Marktforschungsergebnisse deuten auf eine sehr starke Zukunft hin: Berichte wie die von Omdia oder Juniper Research prognostizieren, dass sich der RCS-Nachrichtenverkehr in den kommenden Jahren vervierfachen wird , mit jährlich zig Milliarden versendeten Geschäftsnachrichten und mittelfristig Hunderten von Milliarden, da immer mehr Betreiber der Jibe-Plattform beitreten und Apple seinen Einsatz ausweitet.

Aktuelle Verfügbarkeit, Kompatibilität und Zukunft des RCS-Standards

RCS ist heute bereits in vielen Ländern im Einsatz und wird von Dutzenden von Mobilfunkbetreibern unterstützt . Die GSMA berichtete zuvor von über 50 beteiligten Betreibern, und diese Zahl steigt stetig, da Rich Messaging für Telekommunikationsunternehmen zu einem wichtigen Verkaufsargument wird.

Wie bereits erwähnt, haben Movistar, Vodafone und Orange in Spanien RCS bereits aktiviert . Günstige Anbieter in ihren Netzen, wie beispielsweise Lowi, profitieren ebenfalls von dieser Kompatibilität ohne zusätzliche Kosten für die Nutzer. Auf vielen Android-Smartphones genügt es, Google Messages zu öffnen und den Anweisungen des Assistenten zu folgen, um die Funktion einzurichten.

Weltweit ist China sogar so weit gegangen, die RCS-Kompatibilität für im Inland verkaufte 5G-Smartphones vorzuschreiben und die Hersteller damit zur Übernahme des Standards zu drängen. Darüber hinaus haben sowohl Microsoft als auch Apple ihre Zustimmung erteilt, wodurch 2024 und die Folgejahre zu einer entscheidenden Phase für die flächendeckende Einführung werden.

Die Zahlen belegen ein kontinuierliches Nutzerwachstum: Laut Mobilesquared-Daten gab es im April 2024 weltweit bereits rund 1.400 Milliarden individuelle RCS-Nutzer, eine Zahl, die wenige Monate später fast 1.500 Milliarden erreichte. Prognosen sagen kurzfristig Milliarden monatlich aktiver Nutzer voraus.

Obwohl die Einführung noch nicht perfekt verläuft und es je nach Anbieter und Land weiterhin Unterschiede im Funktionsumfang gibt, ist der Trend eindeutig: RCS etabliert sich als natürliche Weiterentwicklung von SMS . Es kann problemlos neben WhatsApp oder Telegram genutzt werden und bietet Anbietern, Herstellern und Nutzern eine gemeinsame Basis für umfassendere, sichere und zunehmend intelligente Kommunikation.

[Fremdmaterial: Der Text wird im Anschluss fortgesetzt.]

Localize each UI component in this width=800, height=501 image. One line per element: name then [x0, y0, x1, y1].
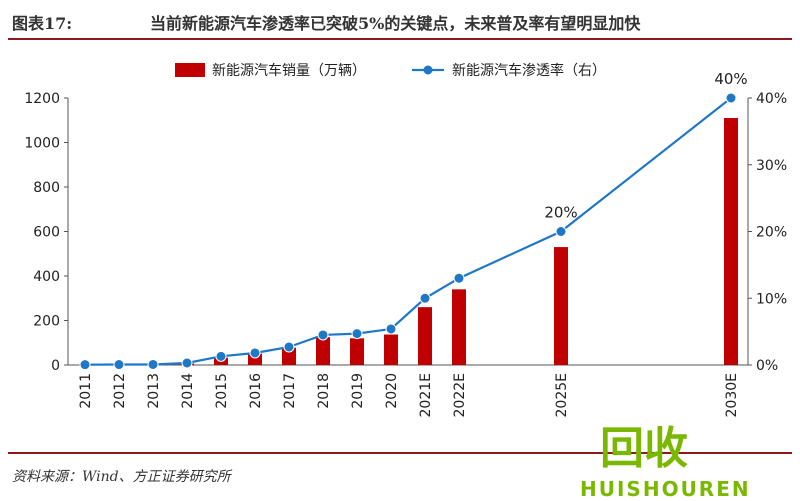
line-point [318, 330, 328, 340]
right-tick-label: 10% [756, 291, 787, 307]
data-label: 20% [544, 204, 577, 222]
line-point [556, 227, 566, 237]
line-point [216, 351, 226, 361]
x-tick-label: 2030E [724, 373, 740, 417]
x-tick-label: 2021E [418, 373, 434, 417]
left-tick-label: 800 [33, 180, 60, 196]
x-tick-label: 2020 [384, 373, 400, 409]
data-label: 40% [714, 70, 747, 88]
left-tick-label: 1200 [24, 91, 60, 107]
combo-chart: 0 200 400 600 800 1000 1200 0% 10% 20% 30% 40% 20% 40… [0, 40, 800, 452]
bar [554, 247, 568, 365]
watermark-logo: 回收 [600, 412, 688, 476]
legend-bar-label: 新能源汽车销量（万辆） [212, 62, 366, 79]
line-point [726, 93, 736, 103]
line-point [454, 273, 464, 283]
line-point [420, 293, 430, 303]
figure-label: 图表17: [12, 10, 72, 34]
left-tick-label: 600 [33, 225, 60, 241]
figure-title: 当前新能源汽车渗透率已突破5%的关键点，未来普及率有望明显加快 [150, 10, 640, 34]
bar [724, 118, 738, 365]
line-point [182, 358, 192, 368]
x-tick-label: 2017 [282, 373, 298, 409]
bar [418, 307, 432, 365]
x-tick-label: 2012 [112, 373, 128, 409]
left-tick-label: 0 [51, 358, 60, 374]
x-tick-label: 2011 [78, 373, 94, 409]
figure-header: 图表17: 当前新能源汽车渗透率已突破5%的关键点，未来普及率有望明显加快 [0, 0, 800, 40]
x-tick-label: 2013 [146, 373, 162, 409]
legend-line-marker [424, 66, 433, 75]
bar [452, 289, 466, 365]
bar [384, 335, 398, 365]
x-tick-label: 2022E [452, 373, 468, 417]
line-point [80, 360, 90, 370]
line-point [114, 360, 124, 370]
line-point [352, 329, 362, 339]
source-note: 资料来源：Wind、方正证券研究所 [12, 466, 231, 486]
line-point [386, 324, 396, 334]
left-tick-label: 200 [33, 314, 60, 330]
legend-line-label: 新能源汽车渗透率（右） [452, 62, 606, 79]
x-tick-label: 2016 [248, 373, 264, 409]
legend-bar-swatch [175, 63, 205, 77]
x-tick-label: 2018 [316, 373, 332, 409]
watermark-text: HUISHOUREN [580, 477, 751, 501]
line-point [250, 348, 260, 358]
right-tick-label: 30% [756, 158, 787, 174]
left-tick-label: 1000 [24, 136, 60, 152]
right-tick-label: 40% [756, 91, 787, 107]
bar [316, 337, 330, 365]
line-point [148, 359, 158, 369]
right-tick-label: 20% [756, 225, 787, 241]
x-tick-label: 2015 [214, 373, 230, 409]
x-tick-label: 2025E [554, 373, 570, 417]
line-point [284, 342, 294, 352]
left-tick-label: 400 [33, 269, 60, 285]
penetration-line [85, 98, 731, 365]
right-tick-label: 0% [756, 358, 778, 374]
bar [350, 338, 364, 365]
x-tick-label: 2019 [350, 373, 366, 409]
x-tick-label: 2014 [180, 373, 196, 409]
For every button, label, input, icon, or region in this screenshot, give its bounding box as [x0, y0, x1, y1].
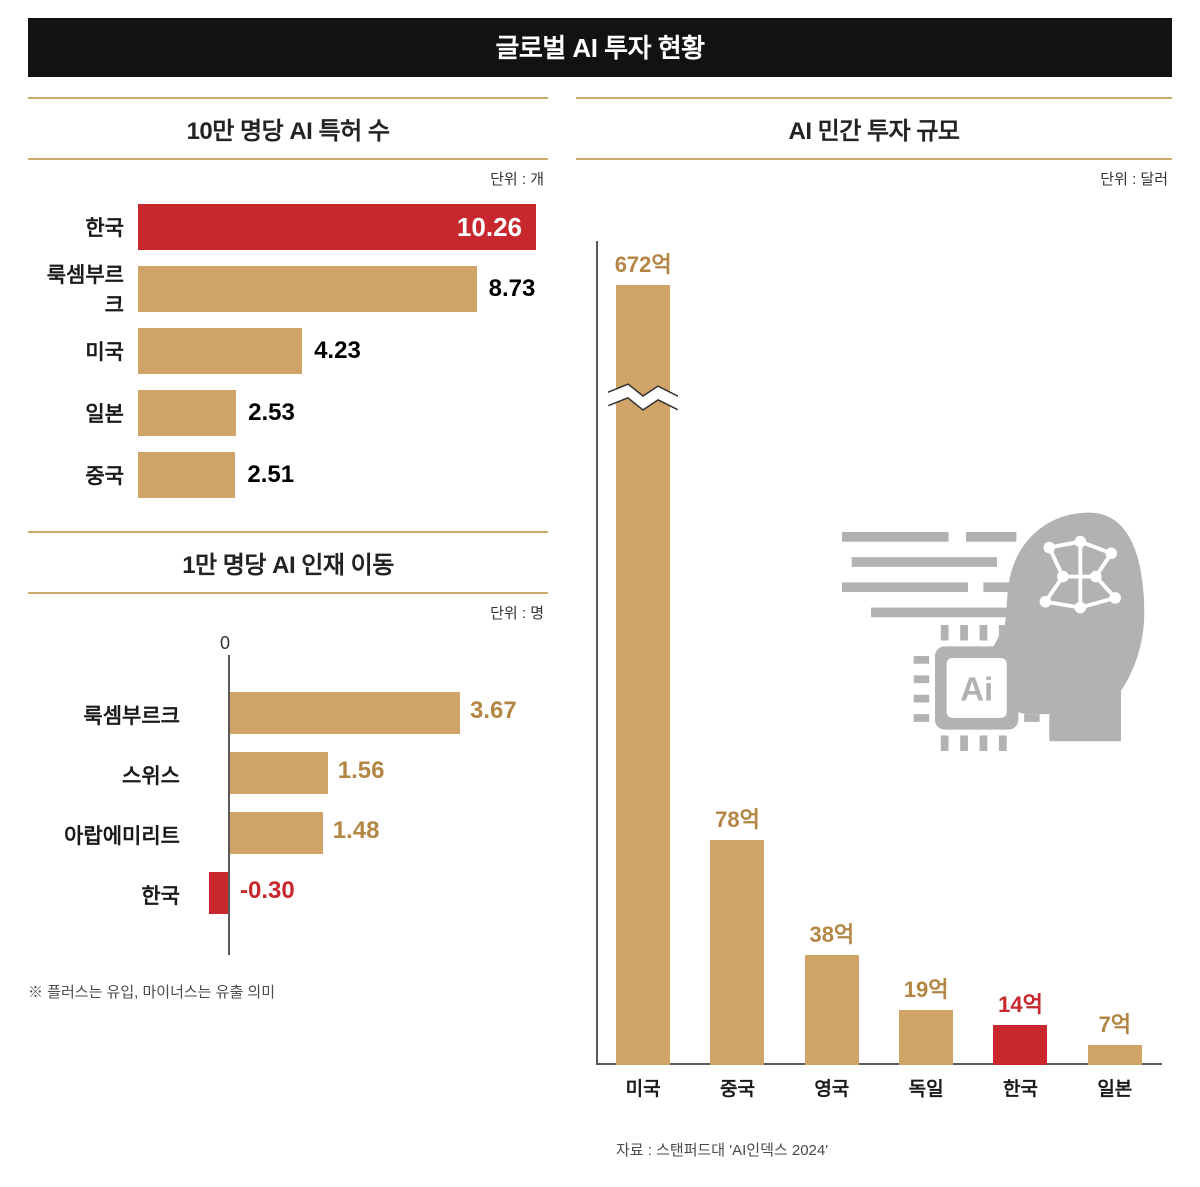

Alles deutet darauf hin, dass wir, sobald sich RCS auf mehr Geräte und Netzwerke ausbreitet, RCS-Nachrichten transparent nutzen werden, wann immer wir über die mobile Messaging-App schreiben , und dabei von erweiterten Gruppenchats, hochwertigen Multimedia-Inhalten, interaktiven Schaltflächen und erhöhter Sicherheit profitieren werden, während die alte SMS als Rettungsanker für ganz bestimmte Szenarien oder Geräte ohne Smartphone erhalten bleibt.